Era uma vez um homem preso no campo de concentração de Buchenwald. No antro de morte nazi estava com ele outro sujeito macilento, ambos eram cadáveres humanos corroídos pela fome, pelo frio e pela doença. Esse homem era matemático, falava do pi e de temas fascinantes da álgebra, sem que fossem acompanhados pelo primeiro, que tinha apenas o sétimo ano. Certo dia, o matemático colocou-lhe um desafio. Propôs-lhe que resolvesse um enigma. Durante vários dias, o homem pensou no quebra-cabeças, mas não conseguiu descobrir a solução. Quando voltou a encontrar o companheiro, pediu-lhe que a revelasse. O matemático recusou-se, dizendo que deveria ser ele descobri-la sozinho.
Mais dias passaram com a morte sempre à espreita, novas tentativas, sem que o homem visse a luz nem o matemático lhe desvendasse o mistério. Guardava o segredo como se fosse uma preciosidade.
O prisioneiro tentou conter a curiosidade, focar-se afinal na prioridade de sobreviver, mas não conseguia: tornou-se obcecado pela descoberta da resposta. Dias passaram, e o matemático acabou por lhe propor revelar-lhe a solução se ele lhe desse a sua côdea de pão. Não se sabe quanto pesava na altura, mas quando as tropas americanas invadiram o campo libertando os prisioneiros, o homem não passava dos 38 quilos. Ainda assim, dias antes acabou por abdicar do seu único alimento capaz de o manter vivo para ver decifrado o enigma, porque não conseguia mais reprimir o seu desejo de conhecimento.
Leonard Mlodinow sabe como agarrar um leitor, e a história que conta é a do seu pai, na abertura do livro De Primatas a Astronautas. Nesta obra fascinante que li há meses, o físico explica como o homem evoluiu das cavernas ao Cosmos numa viagem inspiradora pelo progresso do conhecimento e do desenvolvimento da Ciência. Porque me lembrei dela agora, pensará o leitor. Há tanta coisa a acontecer merecedora de atenção. Theresa May vai começar a apresentar o plano de saída para o Brexit, e começa o desmembramento da União Europeia. Marcelo Rebelo de Sousa aprova a polémica TSU que divide patrões e partidos. Reunidos em congresso, os jornalistas traçam cenário desolador da profissão. BCP dispara mais de 20% em bolsa depois do aumento de capital, disfarçando por breves instantes a agonia geral no setor.
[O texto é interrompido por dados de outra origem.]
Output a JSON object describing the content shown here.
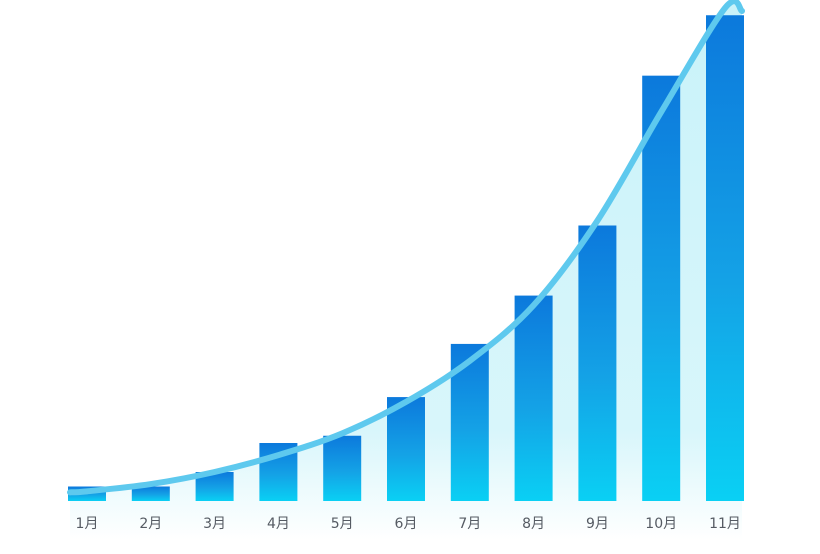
{
  "chart_data": {
    "type": "bar",
    "title": "",
    "xlabel": "",
    "ylabel": "",
    "categories": [
      "1月",
      "2月",
      "3月",
      "4月",
      "5月",
      "6月",
      "7月",
      "8月",
      "9月",
      "10月",
      "11月"
    ],
    "values": [
      3,
      3,
      6,
      12,
      13.5,
      21.5,
      32.5,
      42.5,
      57,
      88,
      100.5
    ],
    "trend_line": [
      2,
      3.5,
      6,
      9.5,
      14,
      20.5,
      29,
      40.5,
      58,
      80.5,
      102
    ],
    "ylim": [
      0,
      102
    ],
    "grid": false,
    "legend": "none",
    "colors": {
      "bar_top": "#0c79dc",
      "bar_mid": "#14a2e6",
      "bar_bottom": "#0ad0f4",
      "line": "#5ec9ee",
      "area_fill": "#bff0f8",
      "tick_text": "#555b63"
    }
  }
}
Pior: enquanto escrevo estas linhas, faltam três dias para a tomada de posse de Trump e isso parece-me o fim do mundo tal como o conhecemos.
E, afinal, entre tantas as histórias “obrigatórias” da semana, a que não me saiu da cabeça foi só uma. Singela, mas fascinante: uma misteriosa onda gigante foi detetada na superfície de Vénus. A descoberta foi publicada numa revista científica onde se tenta uma explicação – o fenómeno pode dever-se ao fluxo da atmosfera do planeta sobre a superfície montanhosa, mais ou menos o mesmo que acontece com as ondas de superfície que se formam quando a água discorre sobre um leito. Parece-me uma imagem poética.
“A mais bela e profunda experiência que um homem pode ter é a sensação de mistério. É o princípio fundamental da religião, bem como de todo o esforço sério que está na base da arte da Ciência. E quem nunca passou por esta experiência ou está morto ou está cego”, já dizia Einstein. Por estes dias – será exagero chamar-lhes negros? – talvez não seja má ideia navegarmos antes pelos enigmas do Cosmos, pelas incógnitas da Ciência, pelos recantos do conhecimento. Adotarmos a postura daqueles que os decifraram, como descreveu Mlodinow, mudando a perspetiva com que se olha para os problemas para lhes dar outro sentido, investindo no pensamento flexível e anticonvencional, tendo paciência (muita) na abordagem, mas também falta de fidelidade àquilo que todos os outros acreditam. E ainda, como tantas vezes na História, evadirmo-nos na arte, escapando e fazendo pontes para a diferença através do belo, como propõe António Filipe Pimentel, diretor do Museu Nacional de Arte Antiga, em entrevista publicada na Revista VISÃO desta semana, já nas bancas.
Talvez assim, com sorte, consigamos sobreviver aos dias de desalento.